A tática também pode ser usada no sentido figurado de habilidade, jeito para  gerir conflitos ou negócios. Nessa perspectiva, pode ser sinônimo de bom negociador. A estratégia também significar, figurativamente, ardil ou manha.
O biógrafo de Nelson Mandela, o conhecido líder Sul-africano, escreveu que ele era um homem de um princípio e muitas táticas e estratégias. O princípio era: “igualdade de direitos para todos”. Para garantir esse princípio ele usou táticas e estratégias, preocupou-se em resolver problemas imediatos e de longo alcance (STENGEL, 2010). Apagou fogo e evitou incêndios.
Em nosso texto não distinguiremos uma da outra e faremos uso do sentido figurado.
Princípios, por sua vez, são criados para todos, são universais. São as causas primeiras e a partir das quais as leis passam a existir.
Por exemplo, há um princípio universal de que ninguém deve ingerir bebidas alcoólicas além dos limites  definidos pela ciência como tolerável pelo corpo humano ou que não causa prejuizos a terceiros.  Alguns respeitam-no e outros não, mas ele é universal e fundamenta uma lei. Cada ciência tem seus conceitos fundamentais (princípios) dos quais derivam propriedades.
Uma vida humana deve ser regida por princípios mas não consigo imaginar princípios pessoais, a menos que se use a palavra no sentido figurado ou outro sentido que não lhe é próprio. Um princípio permite a emissão de um juízo de valor, formulação de uma lei, e não se pode julgar uma pessoa por aquilo que ela julga ser correto ou não. O julgamento deve ter por base o que a sociedade (comunidade, instituição) estipula como correto. Logo, no meu entender, não existem, isto é, não existem legalmente (ou não devemos levar em conta) princípios pessoais. Imagine que alguém adote como “princípio”  invadir a casa de quem ele quiser! Os princípios pessoais que existem (são reconhecidos como tais) são aqueles que se enquadram nos critérios coletivos. Penso que o indvíduo pode até escolher entre aderir ou não a um princípio, mas não tem autonomia para defini-lo.
 Dessa forma definimos princípios como perenes, universais, aplicáveis a todas as circunstâncias e pessoas e táticas ou estratégias como mutáveis, adaptáveis às circunstâncias e aos objetivos.
Quando ouço alguém dizer que não vai ler tal assunto por uma “questão de princípio” fico pensando se não seria uma tática ao invés de princípio.

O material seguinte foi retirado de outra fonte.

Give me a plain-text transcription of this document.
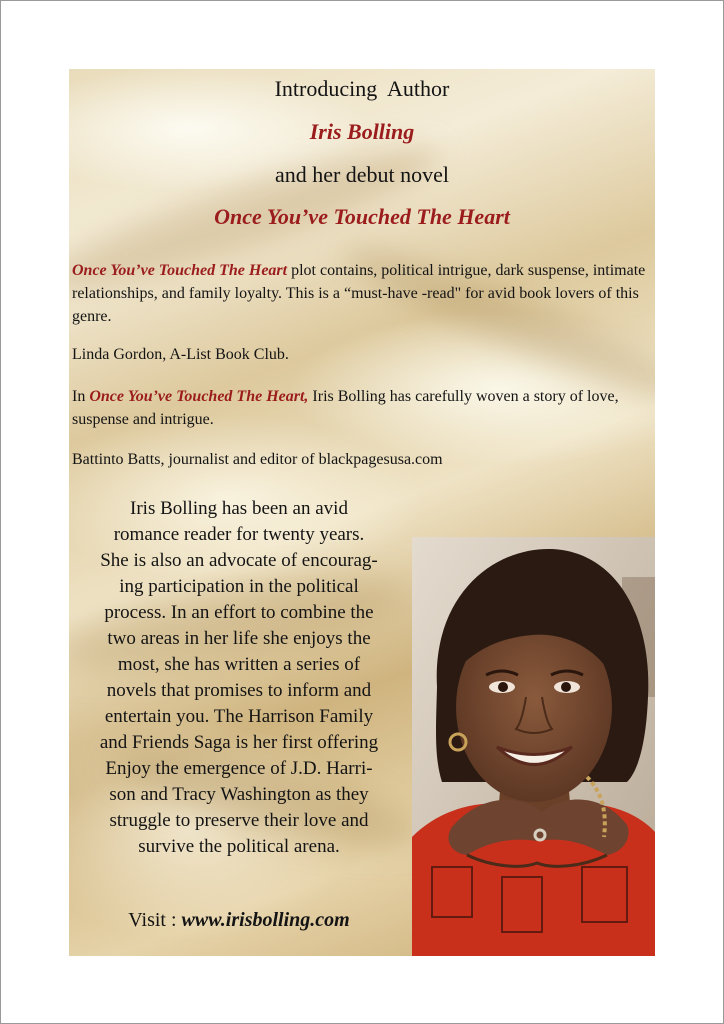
Introducing  Author

Iris Bolling

and her debut novel

Once You’ve Touched The Heart

Once You’ve Touched The Heart plot contains, political intrigue, dark suspense, intimate relationships, and family loyalty. This is a “must-have -read" for avid book lovers of this genre.

Linda Gordon, A-List Book Club.

In Once You’ve Touched The Heart, Iris Bolling has carefully woven a story of love, suspense and intrigue.

Battinto Batts, journalist and editor of blackpagesusa.com

Iris Bolling has been an avid
romance reader for twenty years.
She is also an advocate of encourag-
ing participation in the political
process. In an effort to combine the
two areas in her life she enjoys the
most, she has written a series of
novels that promises to inform and
entertain you. The Harrison Family
and Friends Saga is her first offering
Enjoy the emergence of J.D. Harri-
son and Tracy Washington as they
struggle to preserve their love and
survive the political arena.

Visit : www.irisbolling.com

O princípio que conheço é que se deve examinar tudo e reter o que é bom (1Ts 5:21) e a tática é não ler aquilo que  pode provocar insegurança, que pode aumentar as nossas incertezas. Há leituras que tiram o nosso “chão”, especialmente quando já não se está muito seguro. Nesse caso pode ser uma boa tática não  ler. Lembremos que tática (no sentido de ardil, manha ou destreza para enganar visando  fins imediatos) pode ser o recurso, a alternativa, de quem não está em vantagem, de quem precisa escapar do mais forte, esconder as  próprias fraquezas
Certa vez estava em Ponta do Seixas, o ponto mais oriental do continente, na cidade de João Pessoa, PB, quando, olhando para uma barraquinha do outro lado da rua, deparei-me com uma placa que anunciava sorvete de caipirinha com cobertura de pinga. Meus companheiros resolveram experimentar  e eu recusei-me a provar a “iguaria” oferecida. A vendedora, tentando me convencer de que deveria partilhar  da escolha do grupo, procurou me provocar dizendo que eu estava com medo de não resistir a “tentação”.
Resisti aos apelos e não “mordi a isca”, mas concordo com ela que eu estava mesmo com medo. Só não lhe disse que era a minha tática para não por em risco a minha possível tendência para o alcoolismo uma vez que meu pai era alcoolista. Pode mesmo ser que eu sucumba à prova e por essa razão minha tática é: não experimentar (evitar o primeiro gole). Tenho medo de escorregar no “tobogã”.
Vejo que em alguns meios religiosos a palavra princípio é usada com muita frequência sem que se saiba o que ela significa. Há, na realidade, uma banalização dessa palavra.  Diz-se que não se pode fazer isso ou aquilo para não “quebrar princípios” ou por  “uma questão de princípios” quando em verdade  a prática do ato pode não resultar na transgressão direta de nenhum princípio.  A advertência significa apenas que não se tem autoconfiança, que a pessoa supõe que pode entrar em um “escorregadouro” e não saber mais como sair dele. É uma questão de comodismo ou escapadela pela tangente. Pode ser também a simples repetição de uma frase cujo significado se desconhece mas que se sabe portadora de grande poder: uma palavra mágica.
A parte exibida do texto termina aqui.